La metteur en scène, Mariame Clément, a pris le parti de la comédie et de la légèreté, et a situé l’action à l’époque contemporaine, dans un café viennois, qui sera le décor unique. L’ambiance y est chaleureuse, jusqu’à ce que les sbires du tyran Friedrich, vêtus d’une tenue folklorique (culotte de peau), viennent imposer aux palermitains les nouveaux interdits du gouverneur. Un petit clin d’œil à l’actualité, lorsque les femmes se couvrent la tête d’un foulard à l’annonce du décret interdisant d’aimer. Il n’y a plus de couvent, et les religieuses sont, en fait, les serveuses du café, en tenue stricte, ce qui limite le côté transgressif du désir du tyran. L’acte II est le plus endiablé, avec l’arrivée du carnaval, dont les participants apparaissent déguisés en personnages des opéras de Wagner : Wotan, Walkyries, géants, dragon Fafner, Nornes… On n’est pas loin de la farce. D’ailleurs, dans cet opéra, le comique et le tragique sont intimement liés.
La distribution est pétillante. Titulaire de grands rôles wagnériens et straussiens, la soprano suisse Marion Ammann qui interprète une fougueuse Isabella, possède une voix lumineuse et claire, d’impressionnantes qualités lyriques, un aigu solide et une belle endurance. Cependant, son timbre acidulé n’est pas sans évoquer l’opérette viennoise. La jeune mezzo polonaise Agnieszka Slawinska (Mariana) nous a régalés, de son timbre velouté et charnu, d’une douceur incomparable. L’opéra requiert la participation de deux ténors d’égale valeur : le ténor belge Thomas Blondelle, membre du Deutsche Oper Berlin, et également compositeur, incarne Claudio (le frère d’Isabella), avec une belle vigueur et beaucoup d’expressivité ; déguisé en mousquetaire, le jeune ténor britannique Benjamin Hulett est un amusant Luzio.
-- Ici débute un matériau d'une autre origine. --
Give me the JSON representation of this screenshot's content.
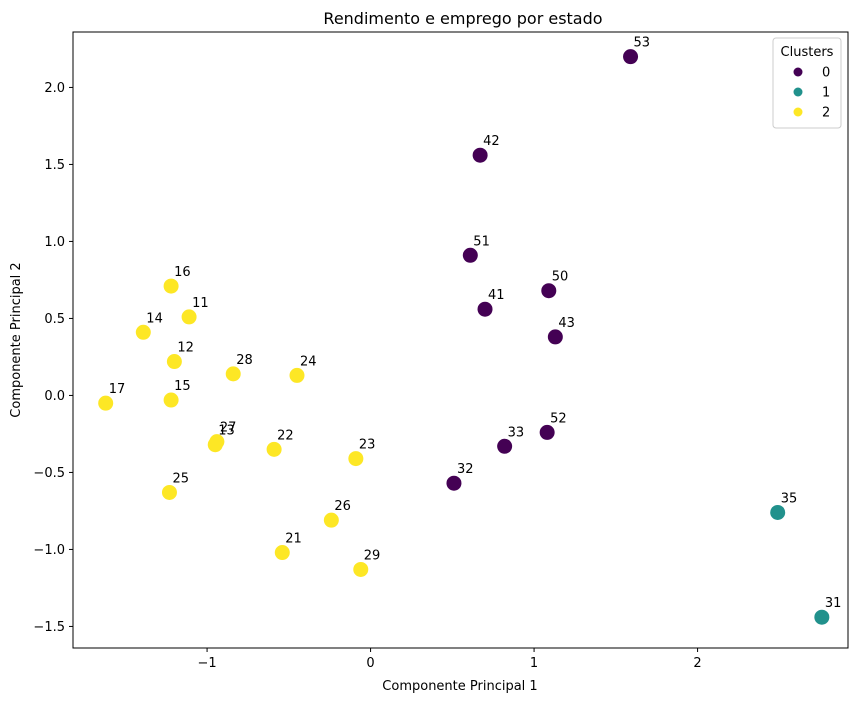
{
  "chart_data": {
    "type": "scatter",
    "title": "Rendimento e emprego por estado",
    "xlabel": "Componente Principal 1",
    "ylabel": "Componente Principal 2",
    "xlim": [
      -1.82,
      2.92
    ],
    "ylim": [
      -1.64,
      2.36
    ],
    "x_ticks": [
      -1,
      0,
      1,
      2
    ],
    "x_tick_labels": [
      "−1",
      "0",
      "1",
      "2"
    ],
    "y_ticks": [
      -1.5,
      -1.0,
      -0.5,
      0.0,
      0.5,
      1.0,
      1.5,
      2.0
    ],
    "y_tick_labels": [
      "−1.5",
      "−1.0",
      "−0.5",
      "0.0",
      "0.5",
      "1.0",
      "1.5",
      "2.0"
    ],
    "grid": false,
    "legend": {
      "title": "Clusters",
      "placement": "top-right",
      "entries": [
        {
          "label": "0",
          "color": "#440154"
        },
        {
          "label": "1",
          "color": "#21918c"
        },
        {
          "label": "2",
          "color": "#fde725"
        }
      ]
    },
    "points": [
      {
        "label": "53",
        "x": 1.59,
        "y": 2.2,
        "cluster": 0
      },
      {
        "label": "42",
        "x": 0.67,
        "y": 1.56,
        "cluster": 0
      },
      {
        "label": "51",
        "x": 0.61,
        "y": 0.91,
        "cluster": 0
      },
      {
        "label": "50",
        "x": 1.09,
        "y": 0.68,
        "cluster": 0
      },
      {
        "label": "41",
        "x": 0.7,
        "y": 0.56,
        "cluster": 0
      },
      {
        "label": "43",
        "x": 1.13,
        "y": 0.38,
        "cluster": 0
      },
      {
        "label": "52",
        "x": 1.08,
        "y": -0.24,
        "cluster": 0
      },
      {
        "label": "33",
        "x": 0.82,
        "y": -0.33,
        "cluster": 0
      },
      {
        "label": "32",
        "x": 0.51,
        "y": -0.57,
        "cluster": 0
      },
      {
        "label": "35",
        "x": 2.49,
        "y": -0.76,
        "cluster": 1
      },
      {
        "label": "31",
        "x": 2.76,
        "y": -1.44,
        "cluster": 1
      },
      {
        "label": "16",
        "x": -1.22,
        "y": 0.71,
        "cluster": 2
      },
      {
        "label": "11",
        "x": -1.11,
        "y": 0.51,
        "cluster": 2
      },
      {
        "label": "14",
        "x": -1.39,
        "y": 0.41,
        "cluster": 2
      },
      {
        "label": "12",
        "x": -1.2,
        "y": 0.22,
        "cluster": 2
      },
      {
        "label": "28",
        "x": -0.84,
        "y": 0.14,
        "cluster": 2
      },
      {
        "label": "24",
        "x": -0.45,
        "y": 0.13,
        "cluster": 2
      },
      {
        "label": "17",
        "x": -1.62,
        "y": -0.05,
        "cluster": 2
      },
      {
        "label": "15",
        "x": -1.22,
        "y": -0.03,
        "cluster": 2
      },
      {
        "label": "27",
        "x": -0.94,
        "y": -0.3,
        "cluster": 2
      },
      {
        "label": "13",
        "x": -0.95,
        "y": -0.32,
        "cluster": 2
      },
      {
        "label": "22",
        "x": -0.59,
        "y": -0.35,
        "cluster": 2
      },
      {
        "label": "23",
        "x": -0.09,
        "y": -0.41,
        "cluster": 2
      },
      {
        "label": "25",
        "x": -1.23,
        "y": -0.63,
        "cluster": 2
      },
      {
        "label": "26",
        "x": -0.24,
        "y": -0.81,
        "cluster": 2
      },
      {
        "label": "21",
        "x": -0.54,
        "y": -1.02,
        "cluster": 2
      },
      {
        "label": "29",
        "x": -0.06,
        "y": -1.13,
        "cluster": 2
      }
    ]
  }
}
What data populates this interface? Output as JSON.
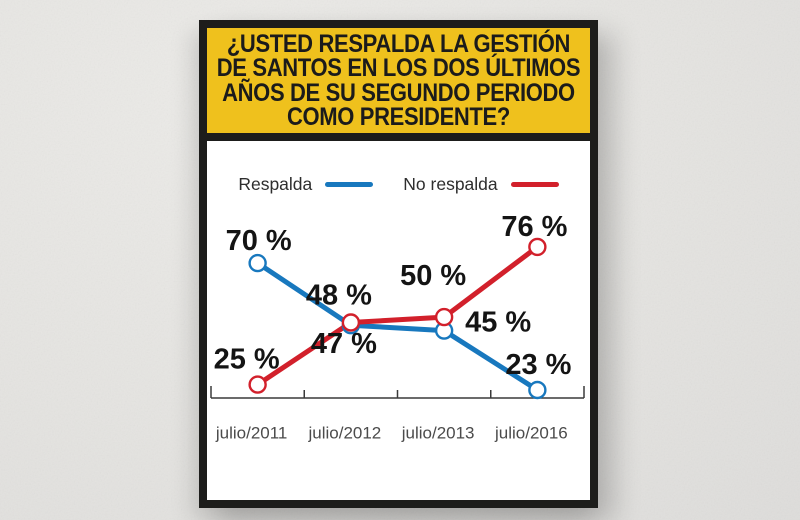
{
  "poster": {
    "question_lines": [
      "¿USTED RESPALDA LA GESTIÓN",
      "DE SANTOS EN LOS DOS ÚLTIMOS",
      "AÑOS DE SU SEGUNDO PERIODO",
      "COMO PRESIDENTE?"
    ],
    "colors": {
      "header_bg": "#EFC11D",
      "frame": "#1D1D1B",
      "card_bg": "#FFFFFF",
      "page_bg": "#E6E5E2",
      "axis": "#3A3A3A",
      "tick_label": "#4B4B4B",
      "data_label": "#141414",
      "legend_text": "#2E2E2E"
    }
  },
  "legend": {
    "items": [
      {
        "label": "Respalda",
        "color": "#1878BE"
      },
      {
        "label": "No respalda",
        "color": "#D2202B"
      }
    ]
  },
  "chart_data": {
    "type": "line",
    "title": "¿Usted respalda la gestión de Santos en los dos últimos años de su segundo periodo como presidente?",
    "categories": [
      "julio/2011",
      "julio/2012",
      "julio/2013",
      "julio/2016"
    ],
    "series": [
      {
        "name": "Respalda",
        "color": "#1878BE",
        "values": [
          70,
          47,
          45,
          23
        ],
        "point_labels": [
          "70 %",
          "47 %",
          "45 %",
          "23 %"
        ],
        "label_offsets": [
          [
            1,
            -22
          ],
          [
            -7,
            19
          ],
          [
            54,
            -8
          ],
          [
            1,
            -25
          ]
        ]
      },
      {
        "name": "No respalda",
        "color": "#D2202B",
        "values": [
          25,
          48,
          50,
          76
        ],
        "point_labels": [
          "25 %",
          "48 %",
          "50 %",
          "76 %"
        ],
        "label_offsets": [
          [
            -11,
            -25
          ],
          [
            -12,
            -27
          ],
          [
            -11,
            -41
          ],
          [
            -3,
            -20
          ]
        ]
      }
    ],
    "xlabel": "",
    "ylabel": "",
    "unit": "%",
    "ylim": [
      0,
      100
    ],
    "grid": false,
    "legend_position": "top",
    "marker": "open-circle"
  }
}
La basse Robert Bork, vétéran de la distribution, a l’ampleur vocale et l’autorité qui sied au tyrannique Friedrich. N’oublions pas la ravissante Hanne Roos, Dorella piquante dans une robe lamée rose moulante et très sexy, ni la basse-bouffe Wolfgang Bankl, Brighella de luxe.
Le chœur, bien préparé par Sandrine Abello, a un rôle important dans cet opéra, certains choristes composant même de vrais numéros de théâtre.
Le brillant chef Constantin Trinks, qui avait déjà dirigé Das Liebesverbot en 2013, à Bayreuth (à l’Oberfrankenhalle, et non pas au Festspiele), conduit avec vivacité et précision l’Orchestre philharmonique de Strasbourg.